Penser le sport comme un outil de la politique de prévention
de la radicalisation

En complément de ces mesures de contrôle et de formation des acteurs du milieu sportif, la question de la prévention demeure centrale et ne saurait être mise de côté. Prévenir la radicalisation nécessite le concours et la contribution inestimable, telle que l’évoquait le Conseil de l’Union européenne en 2016, de l’animation socioéducative, des activités bénévoles et culturelles pour intégrer pleinement dans la société, au moyen du sport, des jeunes qui, sans cela, seraient plus vulnérables face à l’embrigadement et la radicalisation. Dans la lignée de ces conclusions du Conseil de l’UE, de nombreuses initiatives ont été soutenues ces dernières années par les institutions européennes. Créé récemment, le projet européen SPEY (‘’Sport for Prevention of Extremism in Youth’’) réunit ainsi neuf partenaires dont notre Think tank Sport et Citoyenneté, et vise à prévenir, chez des jeunes âgés de 16 à 25 ans et en situation d’exclusion sociale, le risque de radicalisation.

Accompagner les acteurs sportifs dans la prévention :
de la nécessité d’une prise en compte des pouvoirs publics

La prévention de la radicalisation dans et par le sport passe par la mobilisation des acteurs sociaux et sportifs. Néanmoins ceux-ci doivent pouvoir bénéficier d’un accompagnement de la part des pouvoirs publics. Sport et Citoyenneté en appelle ainsi à un investissement sans faille des pouvoirs publics pour ne pas laisser les acteurs du sport démunis face à ce défi. A cet égard il semble crucial de délimiter un secteur de l’action publique en charge de cette thématique, capable de répondre aux acteurs du monde sportif. Face à la pluralité d’institutions concernées, il semble bon d’éclaircir ceux à qui reviennent les responsabilités du contrôle des clubs et associations sportives, ainsi que des sanctions afférentes.

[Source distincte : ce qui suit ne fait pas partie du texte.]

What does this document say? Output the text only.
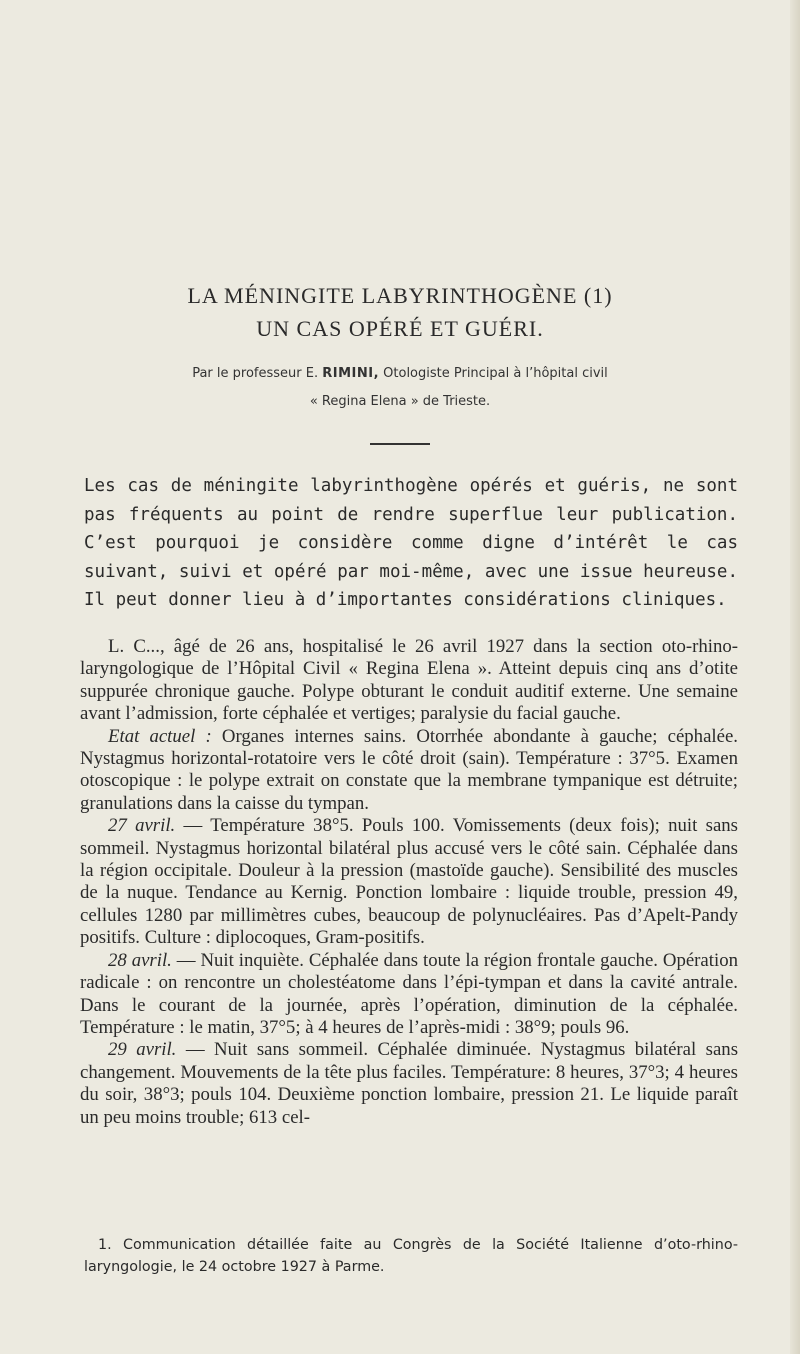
LA MÉNINGITE LABYRINTHOGÈNE (1)
UN CAS OPÉRÉ ET GUÉRI.
Par le professeur E. RIMINI, Otologiste Principal à l’hôpital civil
« Regina Elena » de Trieste.

Les cas de méningite labyrinthogène opérés et guéris, ne sont pas fréquents au point de rendre superflue leur publication. C’est pourquoi je considère comme digne d’intérêt le cas suivant, suivi et opéré par moi-même, avec une issue heureuse. Il peut donner lieu à d’importantes considérations cliniques.

L. C..., âgé de 26 ans, hospitalisé le 26 avril 1927 dans la section oto-rhino-laryngologique de l’Hôpital Civil « Regina Elena ». Atteint depuis cinq ans d’otite suppurée chronique gauche. Polype obturant le conduit auditif externe. Une semaine avant l’admission, forte céphalée et vertiges; paralysie du facial gauche.

Etat actuel : Organes internes sains. Otorrhée abondante à gauche; céphalée. Nystagmus horizontal-rotatoire vers le côté droit (sain). Température : 37°5. Examen otoscopique : le polype extrait on constate que la membrane tympanique est détruite; granulations dans la caisse du tympan.

27 avril. — Température 38°5. Pouls 100. Vomissements (deux fois); nuit sans sommeil. Nystagmus horizontal bilatéral plus accusé vers le côté sain. Céphalée dans la région occipitale. Douleur à la pression (mastoïde gauche). Sensibilité des muscles de la nuque. Tendance au Kernig. Ponction lombaire : liquide trouble, pression 49, cellules 1280 par millimètres cubes, beaucoup de polynucléaires. Pas d’Apelt-Pandy positifs. Culture : diplocoques, Gram-positifs.

28 avril. — Nuit inquiète. Céphalée dans toute la région frontale gauche. Opération radicale : on rencontre un cholestéatome dans l’épi-tympan et dans la cavité antrale. Dans le courant de la journée, après l’opération, diminution de la céphalée. Température : le matin, 37°5; à 4 heures de l’après-midi : 38°9; pouls 96.

29 avril. — Nuit sans sommeil. Céphalée diminuée. Nystagmus bilatéral sans changement. Mouvements de la tête plus faciles. Température: 8 heures, 37°3; 4 heures du soir, 38°3; pouls 104. Deuxième ponction lombaire, pression 21. Le liquide paraît un peu moins trouble; 613 cel-

1. Communication détaillée faite au Congrès de la Société Italienne d’oto-rhino-laryngologie, le 24 octobre 1927 à Parme.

Nous attirons également l’attention sur la question complexe du port des signes religieux dans le milieu sportif abordée dans le rapport sénatorial. Celle-ci se doit d’être traitée en vue notamment de l’échéance des Jeux Olympiques et Paralympiques 2024, mais elle doit l’être en dehors de la question de la radicalisation, sans quoi elle risque l’entretien de stigmates et d’amalgames bien contraire aux valeurs que promeut le sport.

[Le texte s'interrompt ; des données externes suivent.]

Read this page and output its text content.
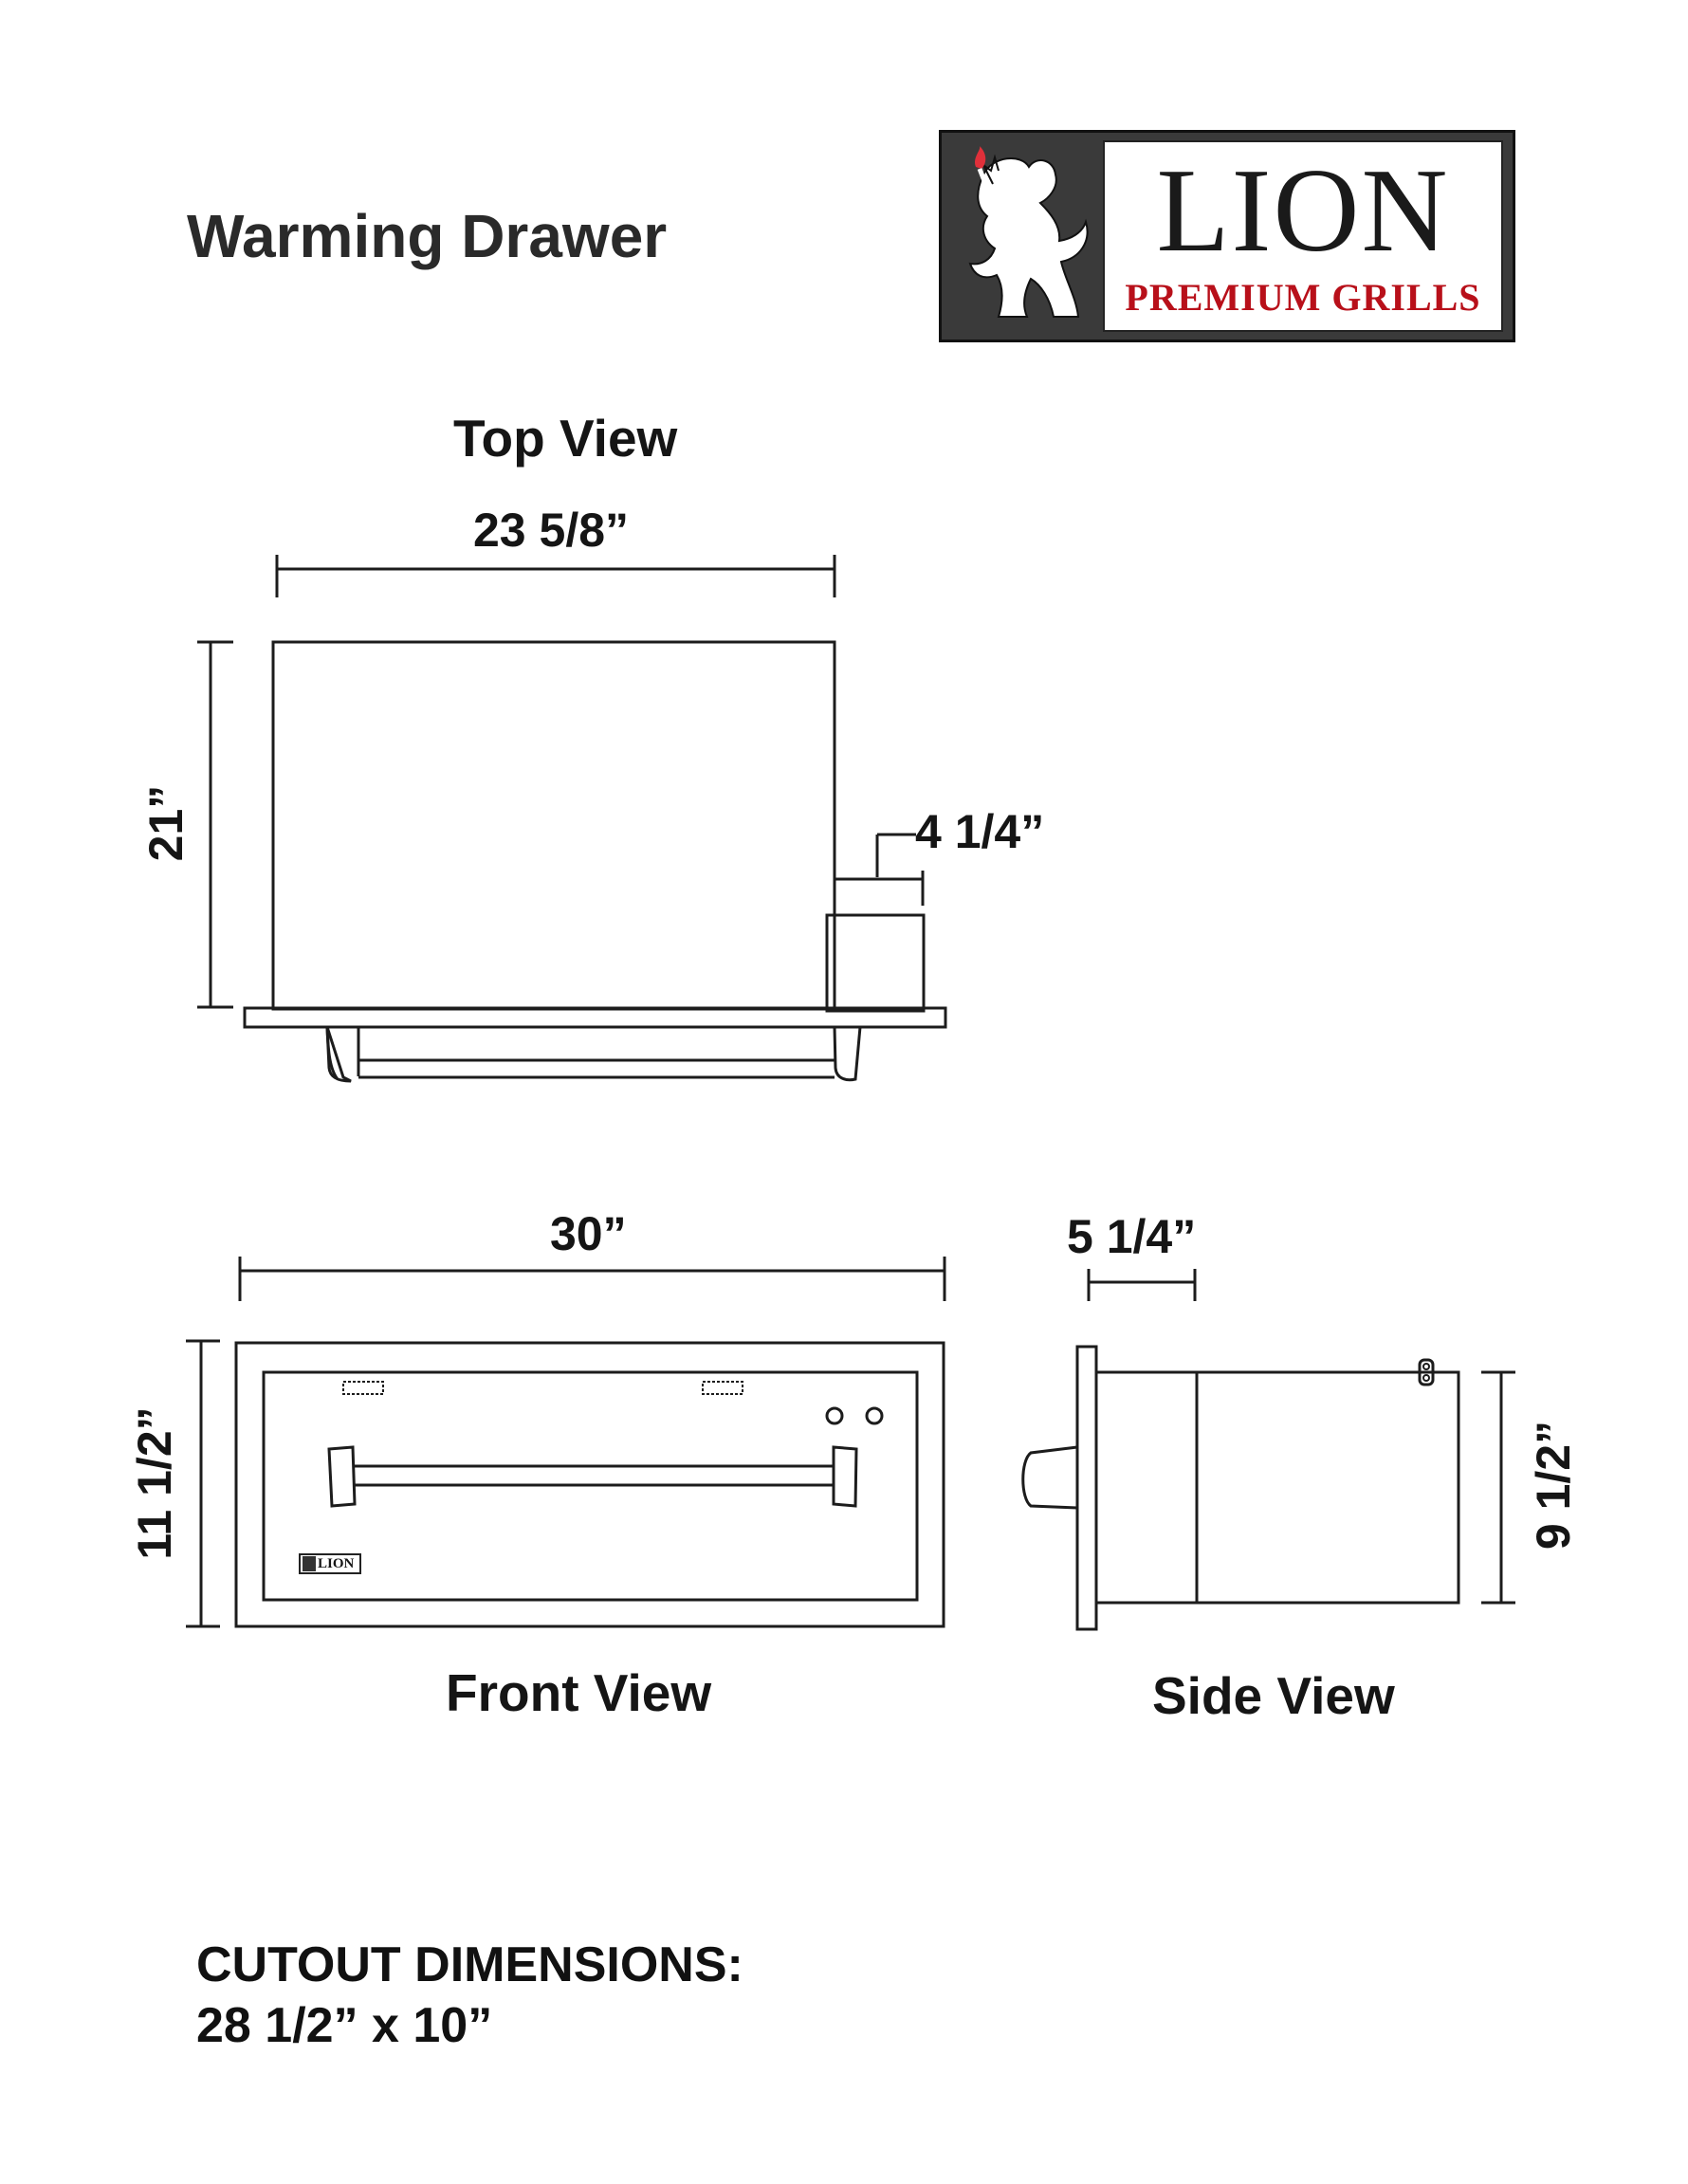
Warming Drawer	LION
PREMIUM GRILLS
LION
Top View
23 5/8”
21”	4 1/4”
30”
11 1/2”
Front View
5 1/4”
9 1/2”
Side View
CUTOUT DIMENSIONS:
28 1/2” x 10”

A ce titre, il nous semble bon de mentionner ici l’initiative menée par l’association belge Panathlon Wallonie Bruxelles, qui a réuni lors d’un colloque organisé en octobre 2016 les représentants des différents cultes reconnus, des institutions représentant la communauté sportive belge ainsi que le Conseil central laïque autour du thème « Le sport, l’esprit de l’humanité ». A la suite de cet événement, une déclaration a été co-signée par l’ensemble des intervenants du colloque, posant les jalons d’une « véritable balise fédératrice à laquelle se référer pour recréer des liens et répondre à tout acte lors duquel la religion interférerait dans la pratique sportive » [1]. Réunir au sein d’un même événement l’ensemble des représentants des cultes permet ainsi d’établir une réelle discussion et de les inclure pleinement dans les échanges. Sport et Citoyenneté avait soumis au précédent ministre de l’Intérieur l’idée d’organiser une initiative semblable en France. Notre Think tank réitérera ces prochains jours sa proposition auprès du nouveau locataire de la Place Beauvau.